Jeptha P. Harris was in the 19th Regiment, Mississippi Infantry, CSA. (Lafayette Co.,MS) His residence was listed as Water Valley, Yalobusha Co.,MS. He was in Co. E (McClung's Riflemen) entering as a Private and leaving as a Sgt. This Regm't was mustered in May 1861 and went to Virginia. They were at the battles at Appomattox, Chancellorsville, Gettysburg and Williamsburg among others. On April 9, 1865, they surrendered with 8 officers and 129 men.
According to his Military records, he enlisted May 15, 1861 at Oxford, MS and was mustered in June 30, 1861 as a private. He was "appointed as Sergeant Sept.1, 1862 to fill the place of E.A. Meadors whose wounds render him unfit for the duties." Feb.7, 1863, he was detached as recruiting officer.
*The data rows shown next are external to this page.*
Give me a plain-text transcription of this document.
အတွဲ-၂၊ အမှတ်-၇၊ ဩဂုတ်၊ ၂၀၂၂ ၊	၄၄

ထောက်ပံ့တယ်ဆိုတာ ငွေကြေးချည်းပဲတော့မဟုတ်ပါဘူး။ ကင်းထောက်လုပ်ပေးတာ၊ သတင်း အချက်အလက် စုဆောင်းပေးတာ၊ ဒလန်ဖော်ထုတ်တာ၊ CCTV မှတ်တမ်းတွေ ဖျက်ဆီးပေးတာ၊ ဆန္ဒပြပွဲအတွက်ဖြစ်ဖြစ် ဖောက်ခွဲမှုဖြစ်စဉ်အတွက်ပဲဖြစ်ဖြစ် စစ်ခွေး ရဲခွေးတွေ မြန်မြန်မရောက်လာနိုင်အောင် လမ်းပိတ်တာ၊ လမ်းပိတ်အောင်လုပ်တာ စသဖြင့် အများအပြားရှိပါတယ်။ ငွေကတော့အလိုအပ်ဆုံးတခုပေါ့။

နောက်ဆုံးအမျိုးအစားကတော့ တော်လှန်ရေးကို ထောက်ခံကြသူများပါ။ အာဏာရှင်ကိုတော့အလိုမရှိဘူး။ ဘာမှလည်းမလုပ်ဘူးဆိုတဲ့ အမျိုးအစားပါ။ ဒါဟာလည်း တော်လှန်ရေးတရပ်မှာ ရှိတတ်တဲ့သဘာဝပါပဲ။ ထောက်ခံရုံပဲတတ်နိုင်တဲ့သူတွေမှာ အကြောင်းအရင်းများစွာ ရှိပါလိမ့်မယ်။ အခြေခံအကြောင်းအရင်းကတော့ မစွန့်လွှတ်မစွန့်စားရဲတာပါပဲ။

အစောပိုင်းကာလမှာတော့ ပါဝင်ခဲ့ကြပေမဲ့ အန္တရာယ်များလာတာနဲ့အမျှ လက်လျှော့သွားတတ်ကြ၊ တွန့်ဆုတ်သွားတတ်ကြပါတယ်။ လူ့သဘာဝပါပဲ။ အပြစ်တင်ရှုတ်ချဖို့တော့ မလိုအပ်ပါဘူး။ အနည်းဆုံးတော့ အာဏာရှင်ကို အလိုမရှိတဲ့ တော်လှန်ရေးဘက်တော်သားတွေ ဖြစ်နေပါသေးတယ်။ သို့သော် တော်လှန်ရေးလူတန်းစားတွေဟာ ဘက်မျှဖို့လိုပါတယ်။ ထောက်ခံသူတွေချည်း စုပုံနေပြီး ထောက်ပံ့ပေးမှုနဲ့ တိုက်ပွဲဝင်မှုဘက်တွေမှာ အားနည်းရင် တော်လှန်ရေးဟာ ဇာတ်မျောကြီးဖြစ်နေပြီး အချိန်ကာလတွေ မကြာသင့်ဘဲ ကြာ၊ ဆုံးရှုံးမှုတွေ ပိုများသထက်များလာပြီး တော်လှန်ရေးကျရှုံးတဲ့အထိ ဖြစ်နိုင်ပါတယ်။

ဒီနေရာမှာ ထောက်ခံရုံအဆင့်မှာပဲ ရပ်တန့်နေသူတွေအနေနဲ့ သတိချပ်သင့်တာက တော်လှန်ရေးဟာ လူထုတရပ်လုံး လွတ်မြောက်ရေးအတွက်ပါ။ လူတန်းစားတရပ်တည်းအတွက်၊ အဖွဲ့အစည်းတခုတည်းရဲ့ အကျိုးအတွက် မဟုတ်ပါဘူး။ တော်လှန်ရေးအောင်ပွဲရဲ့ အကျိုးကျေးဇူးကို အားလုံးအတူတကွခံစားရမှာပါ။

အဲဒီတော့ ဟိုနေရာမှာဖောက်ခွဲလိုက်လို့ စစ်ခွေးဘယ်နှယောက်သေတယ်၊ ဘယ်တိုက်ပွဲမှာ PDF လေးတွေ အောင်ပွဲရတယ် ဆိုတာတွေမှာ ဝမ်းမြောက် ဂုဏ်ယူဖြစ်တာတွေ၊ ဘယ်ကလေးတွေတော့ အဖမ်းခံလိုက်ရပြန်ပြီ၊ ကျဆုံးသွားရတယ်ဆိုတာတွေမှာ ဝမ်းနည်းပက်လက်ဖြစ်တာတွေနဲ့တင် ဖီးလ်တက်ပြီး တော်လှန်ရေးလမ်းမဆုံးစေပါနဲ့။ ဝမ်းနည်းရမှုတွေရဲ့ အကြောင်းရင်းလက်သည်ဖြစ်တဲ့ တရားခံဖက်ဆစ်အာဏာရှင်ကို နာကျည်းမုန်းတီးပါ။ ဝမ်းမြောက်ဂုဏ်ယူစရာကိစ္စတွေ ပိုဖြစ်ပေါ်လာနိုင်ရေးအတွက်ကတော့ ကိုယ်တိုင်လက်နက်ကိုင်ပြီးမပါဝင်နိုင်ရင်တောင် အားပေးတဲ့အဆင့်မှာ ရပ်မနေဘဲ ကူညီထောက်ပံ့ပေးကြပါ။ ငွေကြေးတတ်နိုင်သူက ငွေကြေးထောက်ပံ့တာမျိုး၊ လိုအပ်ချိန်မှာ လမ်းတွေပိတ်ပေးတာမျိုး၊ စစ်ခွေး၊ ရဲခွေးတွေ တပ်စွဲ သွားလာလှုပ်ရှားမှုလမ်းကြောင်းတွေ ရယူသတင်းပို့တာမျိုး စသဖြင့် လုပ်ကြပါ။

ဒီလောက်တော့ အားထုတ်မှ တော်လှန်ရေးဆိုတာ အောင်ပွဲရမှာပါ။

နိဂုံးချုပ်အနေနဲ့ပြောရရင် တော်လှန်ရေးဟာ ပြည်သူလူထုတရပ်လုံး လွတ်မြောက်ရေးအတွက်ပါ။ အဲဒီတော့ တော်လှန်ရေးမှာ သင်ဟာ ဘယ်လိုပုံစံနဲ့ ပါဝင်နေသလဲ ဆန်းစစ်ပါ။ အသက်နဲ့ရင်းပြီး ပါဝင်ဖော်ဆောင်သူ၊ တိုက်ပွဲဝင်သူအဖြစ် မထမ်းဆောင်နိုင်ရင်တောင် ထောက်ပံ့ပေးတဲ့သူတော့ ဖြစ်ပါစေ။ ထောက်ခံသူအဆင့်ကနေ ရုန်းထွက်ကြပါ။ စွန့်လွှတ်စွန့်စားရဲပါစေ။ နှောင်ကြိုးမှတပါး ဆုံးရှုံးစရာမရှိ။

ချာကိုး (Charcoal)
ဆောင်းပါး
On his Nov.-Dec. 1863 muster roll, he was present but, "accoutrements lost, shoulder belt 2.57." he was on 30 days furlough Feb.1864.
Jeptha is wounded
Jeptha was wounded at the Battle of the Wilderness, one of the bloodiest and most useless battles of the war, on May 6, 1864 with a gunshot wound from back to breast and admitted to Chimborazo Hospital #3, Richmond VA. Chimborazo was the best hospital of the Civil War, having a bakery, brewery, kitchens, clean beds, which was very unusual for the time and circumstances. He appeared on "an official copy of a report of casualties of the 19th Reg't. Miss. Vols. at the battle of Williamsburg, VA. Report dated near Long Bridge,VA May 15, 1862. Remarks: "wounded."
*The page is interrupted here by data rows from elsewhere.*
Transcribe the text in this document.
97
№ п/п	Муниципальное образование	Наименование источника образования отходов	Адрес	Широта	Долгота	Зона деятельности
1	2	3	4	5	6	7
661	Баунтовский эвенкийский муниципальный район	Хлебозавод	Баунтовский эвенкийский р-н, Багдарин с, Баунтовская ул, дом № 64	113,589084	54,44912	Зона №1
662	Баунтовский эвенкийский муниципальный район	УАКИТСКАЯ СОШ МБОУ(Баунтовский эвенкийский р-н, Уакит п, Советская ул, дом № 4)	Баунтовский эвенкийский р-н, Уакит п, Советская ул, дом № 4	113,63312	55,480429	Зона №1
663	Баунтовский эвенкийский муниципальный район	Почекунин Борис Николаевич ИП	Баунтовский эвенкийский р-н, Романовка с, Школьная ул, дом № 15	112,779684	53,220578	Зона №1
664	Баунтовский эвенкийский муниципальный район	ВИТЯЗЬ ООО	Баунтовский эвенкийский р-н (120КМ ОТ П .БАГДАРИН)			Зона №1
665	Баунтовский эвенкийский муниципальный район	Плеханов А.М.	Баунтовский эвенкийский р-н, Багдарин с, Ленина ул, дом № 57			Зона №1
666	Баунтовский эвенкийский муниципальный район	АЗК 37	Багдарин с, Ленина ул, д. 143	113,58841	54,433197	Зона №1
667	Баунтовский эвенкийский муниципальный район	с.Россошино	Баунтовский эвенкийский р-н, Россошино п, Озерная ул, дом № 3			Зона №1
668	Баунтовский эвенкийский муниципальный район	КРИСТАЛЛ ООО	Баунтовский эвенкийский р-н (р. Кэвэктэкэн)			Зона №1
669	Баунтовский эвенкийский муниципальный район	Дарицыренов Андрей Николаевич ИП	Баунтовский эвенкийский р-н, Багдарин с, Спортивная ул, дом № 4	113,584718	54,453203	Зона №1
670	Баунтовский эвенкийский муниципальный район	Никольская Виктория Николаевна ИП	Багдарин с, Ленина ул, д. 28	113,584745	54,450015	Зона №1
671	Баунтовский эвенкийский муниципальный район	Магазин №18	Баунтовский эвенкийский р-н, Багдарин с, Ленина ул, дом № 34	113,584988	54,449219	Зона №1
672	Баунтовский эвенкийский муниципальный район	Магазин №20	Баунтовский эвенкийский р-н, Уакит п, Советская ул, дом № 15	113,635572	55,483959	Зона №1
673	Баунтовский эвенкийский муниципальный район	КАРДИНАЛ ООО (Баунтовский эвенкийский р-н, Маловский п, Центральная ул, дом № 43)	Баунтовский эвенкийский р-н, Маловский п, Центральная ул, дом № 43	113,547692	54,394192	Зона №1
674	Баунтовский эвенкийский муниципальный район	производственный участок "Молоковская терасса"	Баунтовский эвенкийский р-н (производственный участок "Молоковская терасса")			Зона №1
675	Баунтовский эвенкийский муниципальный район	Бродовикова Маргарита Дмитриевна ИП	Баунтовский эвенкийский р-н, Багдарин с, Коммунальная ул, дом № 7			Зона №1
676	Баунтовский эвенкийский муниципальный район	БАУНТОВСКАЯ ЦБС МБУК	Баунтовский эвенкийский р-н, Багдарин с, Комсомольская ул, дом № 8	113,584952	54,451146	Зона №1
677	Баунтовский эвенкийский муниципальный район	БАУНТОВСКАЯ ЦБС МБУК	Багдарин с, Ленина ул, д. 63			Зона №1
He was listed on a Roll of Prisoners of War, surrendered at Citronelle, AL by Lt. Gen. R. Taylor, CSA, to Maj.Gen. E.R.S. Canby, USA, May 4, 1865 and paroled at Meridien MS, May 13, 1865.
According to the personal diary of A.L. Peel, Adjutant of 19th MS Infantry: "June 3, 1861: We arrived here at Bristol today at 10 PM and took supper at the hotel and slept in the cars. We will leave tomorrow... Dr. Hyer fooled J. Harris and made him stand guard until midnight."
Pvt. William Meek Furr's Diary
"At the Battle of the Wilderness (May 5-6), the 19th Miss was assigned to Hill's 3rd Corps, Anderson's Division, Harris' Brigade. On May 2-3, Anderson's Division camped on the Orange Turnpike near General Lee's Headquarters at Orange Courthouse. Acting as a rear guard, they went into position on May 4 on the Rapidan Heights near Summerville Ford on the Rapidan.
On the morning of May 5, they were shifted down from the Rapidan Heights toward the Plank Road to reinforce General Hill. By the end of the day, they had reached New Verdiersville and left near midnight. Marching up the Orange Plank Road, they arrived at Parker's store around 5:00 a.m. on May 6, a short time after Longstreet's 1st Corps had entered the road. Anderson's Division was obliged to rest on their arms while Generals Kershaw and Fields' divisions filed by. As the men of Hill's Corps fell back from the Union assault on the right of the Confederate line, Longstreet's Corps attacked up the Plank Road. At 6:30 a.m., Anderson's Division moved up the Plank Road to reinforce General Longstreet. To help fill the gap between Longstreet and Ewell's Corps, General Longstreet dispatched the leading brigade (Harris') of Anderson's Division. Colonel Palmer, General Anderson's Chief of Staff, led Harris' Brigade to the Chewning farm.
At 7:45 a.m., Harris' Brigade moved further left to join up with Ramseur's Brigade near Jones field. At 1:00 p.m., they shifted closer to Miss Hagerson's between Ramseur and Lane's brigades. At 3:00 p.m., they encountered two Union columns moving to the left and rear of Davis, Perry, and Law's brigades. They charged and forced the Union troops to fall back to an entrenched position, capturing 150 prisoners. Harris' Brigade lost a considerable number killed and wounded. Later, in line with the other brigades, they repulsed the repeated attacks by the Union line. At 7:00 p.m., they rejoined their division, going into reserve behind Walker and Cooke's brigades. Captain Charles Burrage of Company A, 19th Miss was mortally wounded in the head."